La Isla del tesoro
La Isla del tesoro Al momento volvió a aparecer aquella silueta y, dando un gran rodeo, se dispuso a cortarme el paso. Bien es cierto que estaba cansado pero, aunque hubiese acabado de levantarme, me di cuenta de que era vano tratar de competir en velocidad con semejante adversario. Aquel ser saltaba de un tronco a otro igual que un gamo y corría sobre dos patas igual que un hombre, pero, a diferencia de cualquier ser humano que hubiese visto anteriormente, él lo hacía casi doblado en ángulo recto.
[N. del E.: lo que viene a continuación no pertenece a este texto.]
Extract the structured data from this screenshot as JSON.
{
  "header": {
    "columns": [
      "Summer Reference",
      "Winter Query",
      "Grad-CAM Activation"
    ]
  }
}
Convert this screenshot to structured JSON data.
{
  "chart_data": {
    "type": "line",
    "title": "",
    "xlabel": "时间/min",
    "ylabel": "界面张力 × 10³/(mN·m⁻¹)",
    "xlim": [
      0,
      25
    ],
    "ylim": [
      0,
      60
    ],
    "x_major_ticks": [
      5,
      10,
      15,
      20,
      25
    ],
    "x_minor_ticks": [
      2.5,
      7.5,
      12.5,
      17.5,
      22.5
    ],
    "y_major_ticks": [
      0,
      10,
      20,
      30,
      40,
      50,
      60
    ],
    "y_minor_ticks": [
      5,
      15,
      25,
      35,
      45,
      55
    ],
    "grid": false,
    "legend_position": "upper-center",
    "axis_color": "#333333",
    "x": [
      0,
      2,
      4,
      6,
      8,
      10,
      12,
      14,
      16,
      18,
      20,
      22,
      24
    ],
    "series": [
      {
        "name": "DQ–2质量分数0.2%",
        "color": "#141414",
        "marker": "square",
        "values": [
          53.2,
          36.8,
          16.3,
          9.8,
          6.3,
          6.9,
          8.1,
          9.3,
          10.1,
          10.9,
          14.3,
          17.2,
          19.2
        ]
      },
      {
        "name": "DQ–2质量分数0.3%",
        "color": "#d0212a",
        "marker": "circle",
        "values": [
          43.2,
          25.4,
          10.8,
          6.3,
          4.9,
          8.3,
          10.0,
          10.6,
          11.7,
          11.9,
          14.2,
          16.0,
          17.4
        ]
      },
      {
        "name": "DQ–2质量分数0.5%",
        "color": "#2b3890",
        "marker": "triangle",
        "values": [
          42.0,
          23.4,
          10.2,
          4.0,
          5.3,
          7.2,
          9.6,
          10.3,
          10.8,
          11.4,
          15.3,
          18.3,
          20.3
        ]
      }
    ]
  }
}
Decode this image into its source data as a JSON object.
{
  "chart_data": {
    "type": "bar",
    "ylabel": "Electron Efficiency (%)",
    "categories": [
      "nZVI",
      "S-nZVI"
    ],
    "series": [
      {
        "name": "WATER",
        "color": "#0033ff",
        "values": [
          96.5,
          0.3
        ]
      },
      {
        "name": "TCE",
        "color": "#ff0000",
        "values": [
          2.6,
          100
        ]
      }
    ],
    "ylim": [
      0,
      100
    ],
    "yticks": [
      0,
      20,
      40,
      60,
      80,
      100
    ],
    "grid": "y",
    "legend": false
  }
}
Y sin embargo, era un hombre, no me cabía ya duda alguna de ello.
Empecé a recordar todo lo que había oído contar sobre los caníbales. Faltó un pelo para que me pusiera a gritar pidiendo socorro. Pero el hecho de que fuera un hombre, por muy salvaje que pareciera, me tranquilizó hasta cierto punto, y el miedo que me daba Silver se reavivó en mí en la misma medida. De modo que me detuve, tratando de encontrar una manera de escapar; y mientras en esto pensaba se me vino a la memoria que llevaba encima una pistola. En cuanto me di cuenta de que no me hallaba indefenso, recobré el valor, me volví resueltamente hacia el hombre de la isla y me dirigí a paso ligero hacia él.